You’d think that having lived alone for a year would’ve gotten me used to doing all the housework. But the truth is it hasn’t really done much because being a graduate student is a lot different than being a working woman- and I have a lot more space to take care of now than I did then.
My mother thinks I’m lazy or that I keep putting off my share of the housework- and that’s true most of the time. I’m not unclean or disorganized but I don’t see a problem if I don’t hang my clothes the moment I get from work or if I don’t instantly wash my dishes. Part of the problem is that with her around I don’t have to worry much.
But when she’s away for a whole month? Oh, that’s a different story!

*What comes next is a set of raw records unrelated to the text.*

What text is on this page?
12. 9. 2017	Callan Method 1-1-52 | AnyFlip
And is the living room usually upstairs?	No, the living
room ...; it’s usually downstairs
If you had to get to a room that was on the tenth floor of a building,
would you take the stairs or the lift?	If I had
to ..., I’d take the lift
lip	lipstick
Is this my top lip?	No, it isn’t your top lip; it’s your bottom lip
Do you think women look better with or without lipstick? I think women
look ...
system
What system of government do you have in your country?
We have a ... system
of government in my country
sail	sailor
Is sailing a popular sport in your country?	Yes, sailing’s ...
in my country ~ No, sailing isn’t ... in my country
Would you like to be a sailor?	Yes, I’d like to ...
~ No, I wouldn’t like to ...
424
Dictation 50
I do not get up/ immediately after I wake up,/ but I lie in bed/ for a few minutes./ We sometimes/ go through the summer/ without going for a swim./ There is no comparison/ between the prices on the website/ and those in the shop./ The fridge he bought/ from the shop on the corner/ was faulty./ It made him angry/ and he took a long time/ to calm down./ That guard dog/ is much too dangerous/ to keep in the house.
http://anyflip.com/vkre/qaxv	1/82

I can’t stand to see the house looking anything but like it came out of a magazine.
In one very short weekend, I’ve managed to cook lunch for three people, do the dishes about three times, pick up and fold and put away laundry, iron (while finally getting around to watching The Fault in Our Stars), water the plants, go to the supermarket, prepare ingredients for tomorrow’s dinner, and make a salad to take with me to work.
That particular one was a challenge for me. Since I’m now all about living a healthy life and eating right and clean, the last thing I want to do is let time and tiredness get in the way of my daily salad lunch. And I’m so used to mom waking up with me and getting it ready so I don’t have to think twice about it. I’m not spoiled, she just enjoys doing it.
But I found it can be quite easy to just prepare it the night before, refrigerate, and then just take everything and go in the morning. I couldn’t be prouder of myself.
And because I’ve had this urge to bake for about a week now, I finally got around to doing that tonight- Apparently, that couldn’t wait a bit longer. I made blondies (the non-chocolate version of brownies) with a Nutella core, and they are just amazing as the recipe promised. They didn’t hold together while I was trying to cut them but at least they taste good!
I think I proved to myself first and foremost that when I set my mind to something I can do it.
I can’t begin to tell you how many times I find myself going into the anxiety-ridden place in my mind where I start to beat myself up and wonder how will I ever manage to work and take care of my home. I always have this fear that I won’t be able to catch up and we’ll spend most of the time ordering out (which I really do hate). I know that Ahmad will help but I fear falling short on my share of things.
But if this weekend is any indication, then it should be a piece of cake- or sort of.